Gary Benerofe and Steve Gray
1999 and 2005 team captains

Gary Benerofe (Class of 1999) and Steve Gray (Class of 2005) tell similar stories. They were both good junior golfers who were not thinking about Yale. Benerofe was living in ­West­chester County, New York, and preparing to attend Duke or the University of Michigan, when Coach Paterson called. Gray was in Kansas City and planning to attend San Diego State University and later play golf professionally, when the call came.
Neither Benerofe nor Gray knew why they were invited to visit Yale but they came to take a look. Benerofe remembers that he was “sold on attending Yale … after a raucous weekend with the golf team.” Gray came and toured the course when it was covered with snow, and met some of the team members. He was “drawn to the university, and changed his plans, with the encouragement of his grandmother.”

In Benerofe’s first year on the team (1995), there were only ten players and half of them were freshman. By his senior year, the team’s success as Ivy League champions in 1996 and 1997 and strong recruiting resulted in twenty-five to thirty players competing for the six tournament slots. As a senior he was elected captain, even though he received the second highest number of votes. The 1998 captain and his roommate, Scott Brinker, had been a junior when he was elected. He was reelected in 1999, but requested that Coach Paterson select the person who had received the second highest number of votes “so that someone else could have the great experience.”

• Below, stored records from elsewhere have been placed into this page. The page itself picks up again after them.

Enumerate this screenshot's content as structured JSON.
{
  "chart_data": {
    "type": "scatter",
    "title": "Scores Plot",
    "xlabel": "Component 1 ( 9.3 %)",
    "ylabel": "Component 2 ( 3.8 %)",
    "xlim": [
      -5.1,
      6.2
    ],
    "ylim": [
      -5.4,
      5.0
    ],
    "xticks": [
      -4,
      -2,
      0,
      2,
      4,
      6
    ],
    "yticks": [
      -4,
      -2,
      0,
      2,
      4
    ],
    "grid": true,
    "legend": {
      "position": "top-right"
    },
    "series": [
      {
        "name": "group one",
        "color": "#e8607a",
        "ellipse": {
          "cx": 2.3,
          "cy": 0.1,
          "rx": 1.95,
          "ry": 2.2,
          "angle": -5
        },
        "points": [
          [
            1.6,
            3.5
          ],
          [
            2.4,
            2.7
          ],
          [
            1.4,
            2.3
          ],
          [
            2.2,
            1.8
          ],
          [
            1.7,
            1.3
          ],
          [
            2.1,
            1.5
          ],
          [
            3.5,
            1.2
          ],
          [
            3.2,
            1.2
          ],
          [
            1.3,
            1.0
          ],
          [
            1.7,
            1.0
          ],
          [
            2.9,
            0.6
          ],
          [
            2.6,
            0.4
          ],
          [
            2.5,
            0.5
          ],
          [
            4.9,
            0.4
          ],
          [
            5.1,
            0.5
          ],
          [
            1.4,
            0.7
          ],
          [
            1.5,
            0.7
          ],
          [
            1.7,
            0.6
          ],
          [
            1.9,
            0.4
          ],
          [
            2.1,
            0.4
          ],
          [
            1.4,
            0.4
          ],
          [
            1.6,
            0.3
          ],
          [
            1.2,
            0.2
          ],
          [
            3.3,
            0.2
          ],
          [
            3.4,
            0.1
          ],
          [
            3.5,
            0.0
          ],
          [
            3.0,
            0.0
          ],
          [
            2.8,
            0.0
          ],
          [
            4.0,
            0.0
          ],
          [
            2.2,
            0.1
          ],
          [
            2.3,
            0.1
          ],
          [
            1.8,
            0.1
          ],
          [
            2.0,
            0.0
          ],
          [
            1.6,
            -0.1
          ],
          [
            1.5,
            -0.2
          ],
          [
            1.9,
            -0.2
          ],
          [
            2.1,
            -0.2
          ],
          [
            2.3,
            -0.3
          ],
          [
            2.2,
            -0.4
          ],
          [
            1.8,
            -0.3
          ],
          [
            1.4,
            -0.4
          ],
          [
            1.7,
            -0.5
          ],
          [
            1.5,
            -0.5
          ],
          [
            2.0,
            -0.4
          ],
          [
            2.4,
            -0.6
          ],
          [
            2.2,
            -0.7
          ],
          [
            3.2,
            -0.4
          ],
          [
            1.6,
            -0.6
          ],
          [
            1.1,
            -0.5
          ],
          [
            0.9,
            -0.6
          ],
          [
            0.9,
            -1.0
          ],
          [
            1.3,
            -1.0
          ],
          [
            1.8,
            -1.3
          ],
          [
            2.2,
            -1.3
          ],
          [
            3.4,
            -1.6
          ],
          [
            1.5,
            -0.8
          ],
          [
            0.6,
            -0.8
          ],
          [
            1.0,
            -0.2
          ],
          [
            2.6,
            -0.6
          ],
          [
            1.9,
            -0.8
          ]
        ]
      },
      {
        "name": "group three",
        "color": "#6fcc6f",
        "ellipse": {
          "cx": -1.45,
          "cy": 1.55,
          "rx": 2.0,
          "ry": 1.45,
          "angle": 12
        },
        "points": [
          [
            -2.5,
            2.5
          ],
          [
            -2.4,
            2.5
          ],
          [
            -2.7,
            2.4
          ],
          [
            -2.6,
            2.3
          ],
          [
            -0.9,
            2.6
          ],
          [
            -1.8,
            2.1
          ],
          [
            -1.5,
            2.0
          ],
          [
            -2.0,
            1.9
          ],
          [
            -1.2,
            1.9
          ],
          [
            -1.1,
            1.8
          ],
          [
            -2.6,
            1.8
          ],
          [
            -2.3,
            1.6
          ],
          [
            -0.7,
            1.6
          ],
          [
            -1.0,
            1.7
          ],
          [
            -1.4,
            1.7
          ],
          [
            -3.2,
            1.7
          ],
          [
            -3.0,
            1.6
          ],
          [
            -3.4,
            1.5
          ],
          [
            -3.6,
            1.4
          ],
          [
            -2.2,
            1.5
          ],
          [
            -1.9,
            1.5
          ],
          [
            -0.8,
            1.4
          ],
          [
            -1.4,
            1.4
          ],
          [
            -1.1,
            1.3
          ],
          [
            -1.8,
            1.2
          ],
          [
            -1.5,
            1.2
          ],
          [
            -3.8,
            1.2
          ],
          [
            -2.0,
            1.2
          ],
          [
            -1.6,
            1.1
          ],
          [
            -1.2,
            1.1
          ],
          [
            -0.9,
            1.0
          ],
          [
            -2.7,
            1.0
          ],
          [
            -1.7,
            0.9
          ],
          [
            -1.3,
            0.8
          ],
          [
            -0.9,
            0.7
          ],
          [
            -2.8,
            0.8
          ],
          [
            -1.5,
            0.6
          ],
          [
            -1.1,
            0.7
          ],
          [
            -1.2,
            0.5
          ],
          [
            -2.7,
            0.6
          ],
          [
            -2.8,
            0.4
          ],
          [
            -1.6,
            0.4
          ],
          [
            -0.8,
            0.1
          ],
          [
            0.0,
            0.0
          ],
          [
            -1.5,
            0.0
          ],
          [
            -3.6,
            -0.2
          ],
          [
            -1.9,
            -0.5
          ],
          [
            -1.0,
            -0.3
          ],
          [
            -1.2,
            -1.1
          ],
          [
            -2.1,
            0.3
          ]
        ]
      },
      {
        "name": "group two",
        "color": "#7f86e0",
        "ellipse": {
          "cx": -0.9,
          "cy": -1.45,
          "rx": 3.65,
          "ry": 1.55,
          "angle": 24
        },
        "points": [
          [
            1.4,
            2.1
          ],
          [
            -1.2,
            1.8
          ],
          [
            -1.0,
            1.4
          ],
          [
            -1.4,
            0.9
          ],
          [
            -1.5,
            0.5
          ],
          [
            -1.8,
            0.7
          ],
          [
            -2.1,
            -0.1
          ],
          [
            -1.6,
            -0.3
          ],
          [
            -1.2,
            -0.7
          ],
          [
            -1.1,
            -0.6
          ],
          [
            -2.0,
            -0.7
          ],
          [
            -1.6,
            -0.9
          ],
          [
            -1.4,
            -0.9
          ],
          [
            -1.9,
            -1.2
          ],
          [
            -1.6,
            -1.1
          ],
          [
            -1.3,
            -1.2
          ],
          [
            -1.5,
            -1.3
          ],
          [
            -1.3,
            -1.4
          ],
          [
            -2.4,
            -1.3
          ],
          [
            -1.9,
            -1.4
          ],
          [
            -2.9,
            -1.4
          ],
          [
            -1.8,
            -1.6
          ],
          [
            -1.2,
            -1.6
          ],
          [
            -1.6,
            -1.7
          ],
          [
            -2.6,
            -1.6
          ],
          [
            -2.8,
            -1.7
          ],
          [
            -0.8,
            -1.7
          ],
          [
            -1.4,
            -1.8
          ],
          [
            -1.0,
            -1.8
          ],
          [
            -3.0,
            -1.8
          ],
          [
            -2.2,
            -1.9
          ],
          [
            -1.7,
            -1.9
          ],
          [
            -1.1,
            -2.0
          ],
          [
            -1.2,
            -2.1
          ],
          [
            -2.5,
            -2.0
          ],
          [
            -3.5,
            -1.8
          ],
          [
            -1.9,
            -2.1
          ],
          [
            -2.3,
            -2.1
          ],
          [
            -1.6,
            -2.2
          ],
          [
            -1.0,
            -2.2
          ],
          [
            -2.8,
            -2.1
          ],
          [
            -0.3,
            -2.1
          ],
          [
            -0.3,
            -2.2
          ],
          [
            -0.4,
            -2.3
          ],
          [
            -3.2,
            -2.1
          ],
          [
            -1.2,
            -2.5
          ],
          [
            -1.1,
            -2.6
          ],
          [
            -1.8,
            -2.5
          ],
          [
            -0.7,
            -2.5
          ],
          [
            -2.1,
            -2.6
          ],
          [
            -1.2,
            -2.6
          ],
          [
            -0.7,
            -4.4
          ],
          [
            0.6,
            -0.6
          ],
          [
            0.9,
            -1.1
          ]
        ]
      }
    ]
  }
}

Benerofe received an MBA from UCLA in 2005. He is now working in his family’s real estate business, Benerofe Properties. He reports that he “recently picked the game back up and loves it again, like I did when I was thirteen.” He continues to value the role that Coach Paterson played in his life. Benerofe says that Paterson “was like a second father to me and many others.”

In 2006 Steve Gray was not playing golf professionally, as he had once planned; he was working on his Master’s degree in Organizational Psychology at Columbia. He was also assisting Coach Paterson with the team on weekends. In 2003, Gray had been a member of the team that won the Ivy Championship and was team captain in 2005. For Gray the best memories come from the team’s spring trips: first to Scotland, where they played Troon and St. Andrews, then to California, where they played Pebble Beach, Spyglass, Cypress Point, and Riviera. As a junior, he was able to play Colonial and Hilton Head and in his senior year, some Florida courses. Gray observed that “You can see that after more than thirty years, Coach has made some great contacts.” He described “Coach” as “old school”: “He can be harsh and a disciplinarian, though never on the course. He has some interesting metaphors and kernels of wisdom.” Coach Paterson was as influential as many of Gray’s professors and, “compared to other college coaches, much more open to his players’ personal and academic growth.”